Excuses
Blogging

Do What We Say, Not As We Do!

By Gretel Going

September 3, 2008

Sadly but truly, we haven’t been practicing what we preach lately. But let me explain…

I’m talking about our malnourished and lonely blog here. Whereas we stand on our pulpits and spout the virtues of blogging to our clients-telling them that they must post a minimum of two to three times a week to stay current and relevant to readers-we’ve been completely neglecting our own blog. Shame on us.

We have no excuses. Actually, yes we do. A few of them:

We’re way too busy. Sure, this is the same excuse our clients give us (to which we respond, “that’s not an excuse”), but we’ve gotten to the point where, despite our daydreams of blogging and eating cupcakes day in and day out, it’s simply not humanly possible. We have very important stuff to do, like yelling at the construction workers tearing apart the building next door while we’re on the phone. Again.
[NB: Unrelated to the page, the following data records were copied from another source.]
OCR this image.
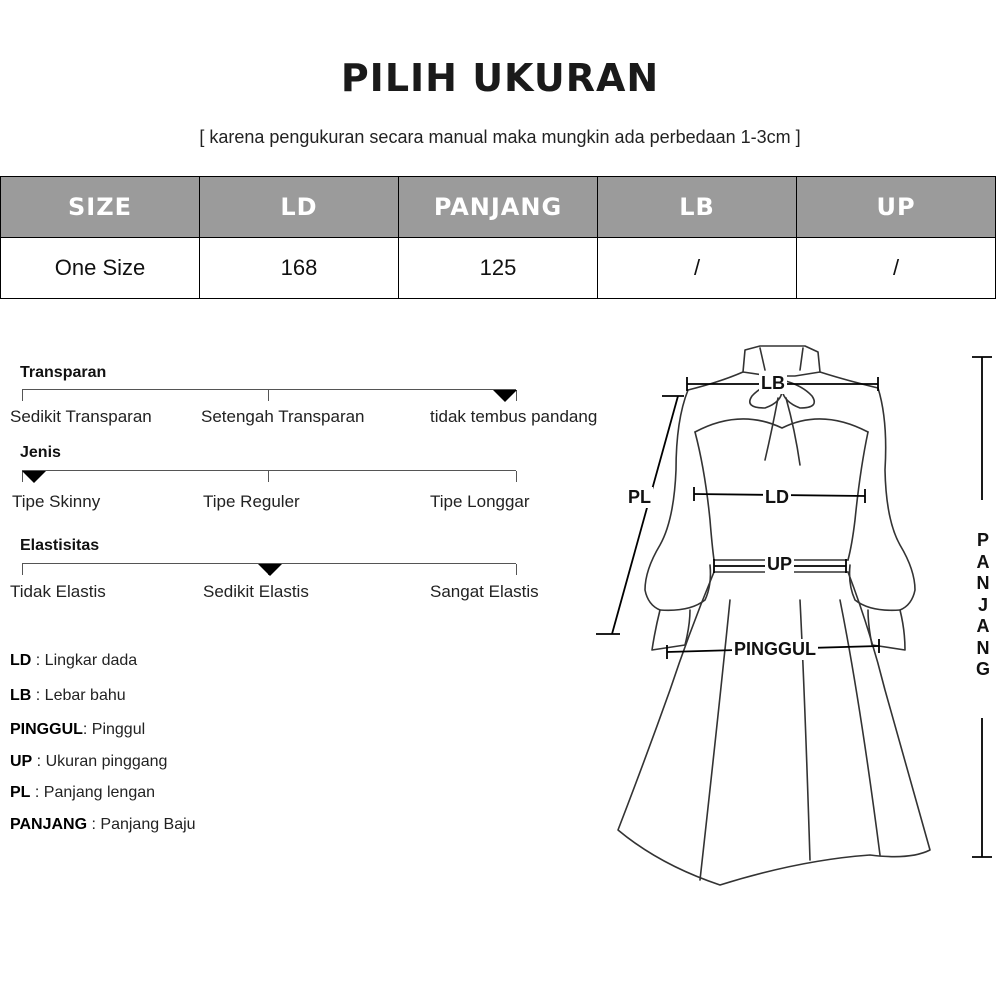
PILIH UKURAN
[ karena pengukuran secara manual maka mungkin ada perbedaan 1-3cm ]
SIZE	LD	PANJANG	LB	UP
One Size	168	125	/	/
Transparan
Sedikit Transparan	Setengah Transparan	tidak tembus pandang
Jenis
Tipe Skinny	Tipe Reguler	Tipe Longgar
Elastisitas
Tidak Elastis	Sedikit Elastis	Sangat Elastis
LD : Lingkar dada
LB : Lebar bahu
PINGGUL: Pinggul
UP : Ukuran pinggang
PL : Panjang lengan
PANJANG : Panjang Baju
LB
LD
UP
PINGGUL
PL
P
A
N
J
A
N
G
Despite our better wishes, writing about PR & Marketing isn’t half as interesting as talking about ourselves on our personal blogs. Don’t get me wrong, I could talk about my job all day and often I do. But when it comes to blogging, I’d rather talk about other things. For instance, of late I’ve been reminiscing about the days of yore when I used to talk about myself incessantly on my personal blog. Since I wrote anonymously, I could say anything I wanted to. People who know me know that there’s no filter between my mouth/brain, so this was quite a fantastic forum for me. I was completely candid and, by golly, people read what I wrote because they could relate to my experiences. Also, because I put it all out there, I had a loyal following that clung onto my every word. Boy, did I feel popular and wanted. No wonder I updated daily…instant gratification!

There are restrictions to writing on a corporate blog-even if your company is as cool as ours. If there weren’t, we’d probably write a whole lot more.

Over the past few weeks, I’ve had several instances of “Oh, I should blog about that,” followed by, “Oh, I don’t keep a personal blog anymore.” These were very important topics, too. You know, like the lack of good dirty martinis in Manhattan, my upcoming vacation, how well my mom’s doing at the farmer’s market, the new restaurants I’ve discovered, the odd stench that occasionally plagues the Franklin Street stop, the fact that The Today Show put “drys up” instead of “dries up” on their weather graphic this morning, and why I think that the British show Extras is the best thing since buttered bread.

Sadly, and as much as we hate to admit it, our current and potential clients aren’t always interested in hearing about our social lives and thoughts on things other than the work-at-hand. People don’t visit marketing websites to hear the company’s political views (go, Obama!)-in fact, it’s bad form to even share those in the corporate arena. I mean, what if your prospect is voting differently than you are? This could get ugly.

So, despite the fact that the blog is a casual forum, in the corporate world you can’t get too casual. I guess you’ve gotta keep it biz-cazh, which is just not as enticing a prospect as writing on a free forum where you can be cazh-cazh.

Did I mention that we’re completely swamped? I’m sure there are a lot of other reasons we can’t write as often as we’d like, but like I said, we don’t have the time to discuss them.

Anyway, this is kind of my/our backwards apology for not posting as much as we should be. To our loyal readers (hi, Mom!): we’ll get better. We promise. And to our clients: please don’t adopt our bad habits. Forget what you read above. The reason we don’t blog as frequently as we should is because we’re working way too hard for you. And, really, that’s all you need to know.